Ateísmo, Pessoais Sem Comentários »

Exmo. Sr. Presidente da Direcção da Associação Ateísta Portuguesa,
Caro Carlos Esperança,

Completam-se hoje seis meses desde a data da 1ª Assembleia Geral da Associação Ateísta Portuguesa (AAP), acto público no qual os presentes Órgãos Sociais foram democraticamente eleitos e legitimados.

O entusiasmo com que me inseri neste projecto previa, talvez ingenuamente, que a AAP viesse a funcionar como um estímulo adicional para todos os que consideram importante alguma, por muito pequena que seja, militância ou activismo nas causas que importam para quem se afirma ateu. Esperava que a AAP conseguisse ser um pólo dinamizador das diversas actividades ateístas que, aqui e ali, se vão manifestando por esse país fora. Esperava que a AAP conseguisse fazer acontecerem coisas…

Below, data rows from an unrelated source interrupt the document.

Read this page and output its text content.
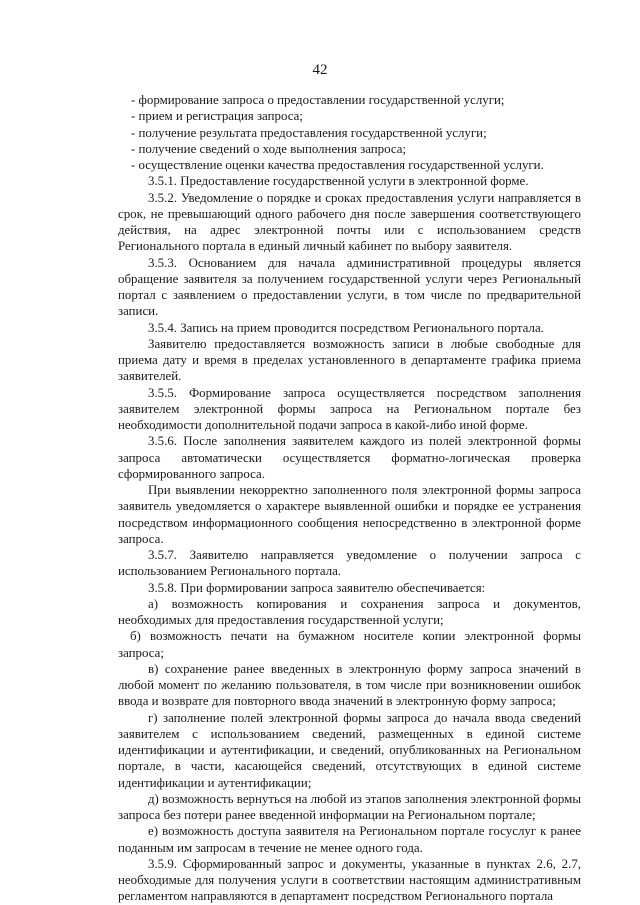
42

- формирование запроса о предоставлении государственной услуги;

- прием и регистрация запроса;

- получение результата предоставления государственной услуги;

- получение сведений о ходе выполнения запроса;

- осуществление оценки качества предоставления государственной услуги.

3.5.1. Предоставление государственной услуги в электронной форме.

3.5.2. Уведомление о порядке и сроках предоставления услуги направляется в срок, не превышающий одного рабочего дня после завершения соответствующего действия, на адрес электронной почты или с использованием средств Регионального портала в единый личный кабинет по выбору заявителя.

3.5.3. Основанием для начала административной процедуры является обращение заявителя за получением государственной услуги через Региональный портал с заявлением о предоставлении услуги, в том числе по предварительной записи.

3.5.4. Запись на прием проводится посредством Регионального портала.

Заявителю предоставляется возможность записи в любые свободные для приема дату и время в пределах установленного в департаменте графика приема заявителей.

3.5.5. Формирование запроса осуществляется посредством заполнения заявителем электронной формы запроса на Региональном портале без необходимости дополнительной подачи запроса в какой-либо иной форме.

3.5.6. После заполнения заявителем каждого из полей электронной формы запроса автоматически осуществляется форматно-логическая проверка сформированного запроса.

При выявлении некорректно заполненного поля электронной формы запроса заявитель уведомляется о характере выявленной ошибки и порядке ее устранения посредством информационного сообщения непосредственно в электронной форме запроса.

3.5.7. Заявителю направляется уведомление о получении запроса с использованием Регионального портала.

3.5.8. При формировании запроса заявителю обеспечивается:

а) возможность копирования и сохранения запроса и документов, необходимых для предоставления государственной услуги;

б) возможность печати на бумажном носителе копии электронной формы запроса;

в) сохранение ранее введенных в электронную форму запроса значений в любой момент по желанию пользователя, в том числе при возникновении ошибок ввода и возврате для повторного ввода значений в электронную форму запроса;

г) заполнение полей электронной формы запроса до начала ввода сведений заявителем с использованием сведений, размещенных в единой системе идентификации и аутентификации, и сведений, опубликованных на Региональном портале, в части, касающейся сведений, отсутствующих в единой системе идентификации и аутентификации;

д) возможность вернуться на любой из этапов заполнения электронной формы запроса без потери ранее введенной информации на Региональном портале;

е) возможность доступа заявителя на Региональном портале госуслуг к ранее поданным им запросам в течение не менее одного года.

3.5.9. Сформированный запрос и документы, указанные в пунктах 2.6, 2.7, необходимые для получения услуги в соответствии настоящим административным регламентом направляются в департамент посредством Регионального портала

Contudo, passados estes seis meses, constato que a AAP mantém-se envergonhadamente a reagir e não a actuar; mantém-se na expectativa, à espera de uma oportunidade para um breve tempo de antena em qualquer órgão de comunicação social. Sem dúvida que esses tempos de antena são preciosos mas, assim o sinto, são manifestamente insuficientes para que neles resulte toda a actividade desta associação.

A AAP, conforme já tive oportunidade de afirmar em reunião oficiosa da Direcção, precisa de fazer acontecerem coisas. Esta direcção precisa de justificar aos seus associados que a confiança nela depositada não irá sair defraudada e que a sua actividade não se irá limitar a um mero exercício de provedoria religiosa da sociedade portuguesa. Não chega apontar o dedo às falhas das religiões, às ilusões dos crentes ou às mordomias do clero. É obrigação desta associação ter uma abordagem positiva do ateísmo e demonstrá-lo à sociedade portuguesa, quer seja através de actos públicos de proximidade, quer seja através da organização e participação em debates, publicação de livros, etc.

Infelizmente, não vejo nesta direcção vontade, ou melhor ainda, capacidade para actuar dessa forma. Se essa vontade ou capacidade existem, esbarram no desejo colegial de a todos querer agradar. Espero, sinceramente, que no futuro as algemas politicamente correctas de uma direcção colegial sejam substituídas por decisões claras votadas por maioria. Espero, sinceramente, que no futuro se tenha menos medo de errar, agindo. Por enquanto, apenas sinto receio que se firam susceptibilidades e não se age.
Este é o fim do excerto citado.